Words by Louise Rogers
Word of the podcast is spreading: not in whispers, but what can only be described as sonic waves of the highest magnitude. The human voice is a powerful instrument; it gives us the unique ability to express thoughts and feelings through words, sounds, and melodies, and it empowers us to tell stories. The art of storytelling and listening has been a part of our culture since the beginning; so in a time of sensory overload, when brands broadcast their message to consumers through every possible method, the stripped back nature of podcasts seems to resonate with many, and only increases our insatiable appetite for the medium. How can pharma tune in and press play on the opportunity that podcasts present?
Several individuals were singing podcast’s praises at this year’s Cannes Lions. “It enables a real connection between brand and content and allows them [the brand] to put their stamp on a topic that they want to become the authoritative voice on”, says Russell Goldsmith, Founder, Audere Communications. This concept holds true for most forms of content marketing; however, Goldsmith highlights that the commitment to developing regular podcast content is creating loyalty and trust with an audience who have already chosen to subscribe and download that content. “The opportunity for healthcare brands here is huge: they have the platforms and the distribution to create regular content, and they can use it to inform and educate, while building trust”, he says. This offers a unique opportunity for pharma, who are constantly working towards becoming a more trusted industry.
The opportunity for healthcare brands here is huge
In a world where our senses are increasingly bombarded, we are seduced by the podcast’s one demand: to listen. Hearing represents one of humans’ five basic senses, at one point in our existence vital for our survival, and today in our ability to connect with others. Podcasts give brands the opportunity to have one-on-one time with their listeners; they allow deeper individual connections to be formed and communities to be built between individuals who relate to a certain topic, for example patients experiencing the same condition and/or going through a similar course of treatment. The BBC podcast series ‘You, me and the Big C: Putting the can in cancer’ launched in early 2018, and created a tour de force, featuring cancer bloggers telling their stories: the content was difficult to hear but had the aim of normalising conversations around the condition. The podcast’s no-boundaries nature, told in a blackly comedic way, gave it its tagline of ‘the coolest club you never want to be a part of’.
“Healthcare is rich with personal stories: hope in the face of despair, courage in the face of uncertainty”, says Zuleika Burnett, Executive Director, Creative and Innovation, Havas Life Medicom. “In the case of a lot of chronic disease, the answer doesn’t lie with taking a load of pills, but rather requires us to change our behaviour. This is where storytelling can help because changing behaviour can be difficult if you do not have a means to do so. It can help bridge the gap between understanding and motivation.” Patient-aimed content is an area pharma could certainly capitalise on, helping draw on emotive narratives, which are likely to engage, include, and stimulate patients.

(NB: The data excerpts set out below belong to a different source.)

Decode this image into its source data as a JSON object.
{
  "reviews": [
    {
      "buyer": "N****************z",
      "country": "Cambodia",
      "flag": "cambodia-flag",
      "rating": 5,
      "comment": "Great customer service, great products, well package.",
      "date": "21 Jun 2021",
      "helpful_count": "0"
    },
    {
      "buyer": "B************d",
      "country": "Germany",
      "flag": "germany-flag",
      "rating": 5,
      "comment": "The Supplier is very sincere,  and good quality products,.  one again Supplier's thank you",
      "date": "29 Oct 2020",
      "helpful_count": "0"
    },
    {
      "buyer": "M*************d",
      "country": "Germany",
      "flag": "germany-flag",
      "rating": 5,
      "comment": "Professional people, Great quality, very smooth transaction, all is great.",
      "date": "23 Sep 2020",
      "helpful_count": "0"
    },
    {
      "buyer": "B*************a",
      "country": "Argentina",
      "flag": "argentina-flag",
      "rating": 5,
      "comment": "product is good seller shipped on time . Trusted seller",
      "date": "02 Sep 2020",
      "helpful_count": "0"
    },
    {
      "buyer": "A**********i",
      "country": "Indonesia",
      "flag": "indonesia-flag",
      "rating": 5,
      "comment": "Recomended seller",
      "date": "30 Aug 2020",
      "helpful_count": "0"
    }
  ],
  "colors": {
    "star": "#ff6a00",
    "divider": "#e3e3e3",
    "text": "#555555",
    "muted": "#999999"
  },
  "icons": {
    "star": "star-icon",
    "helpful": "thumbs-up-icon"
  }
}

There are more people in the US listening to digital audio than there are people watching video or on social media
The medium has taken flight in certain areas of the industry, with the main objective of getting more content out to more individuals. Gilead understands that the key to medical education throughout the product lifecycle was scientific engagement and exchange in a way that went further than the traditional one medical professional visiting one doctor. “We have had great success with educational podcasts, interview style, where two doctors discuss specific topics of interest”, says Mike Elliott, VP Medical Affairs, Europe, Middle East & Australasia, Gilead. So far, Gilead have around 15 10-minute long podcasts to experiment better ways of engaging HCPs. “It’s a great package of what we call ‘nano learning’: a snapshot of one topic rather than having to access a journal online or go to a meeting.”
In 2018, in the UK, nearly 6 million adults tuned in every week to listen to podcasts; in the US this number was 26 million. Representing one of the largest podcast hosting platforms was Spotify’s Chief Content Officer, Dawn Ostroff: “I recently saw a statistic that there are more people in the US listening to digital audio than there are people watching video or on social media.” She expresses her love for audio, telling the audience how, in 2018, she left her successful lifelong career in television and film because she believed that audio “is the next big thing, if it isn’t already. The reason I believe in audio is because of its ability to reach so many people in a unique way. It allows people to become informed and entertained. It’s allowing people to have different experiences they may not otherwise have had, and it’s opening up a world to people. It gives brands the opportunity to tell their story in a way that is unique. We [Spotify] have worked very hard with a lot of brands in music to find out what their story is and now we are doing the same with podcast.”
Podcasts are smashing the limitations that are associated with staring at screens. The voice in its raw form is slicing through the noise of other mediums to deliver an uncomplicated message. The message being sent is clearly audible: pharma must integrate podcasts into their strategy and establish a strong position on this platform of new-found ‘earfluence’.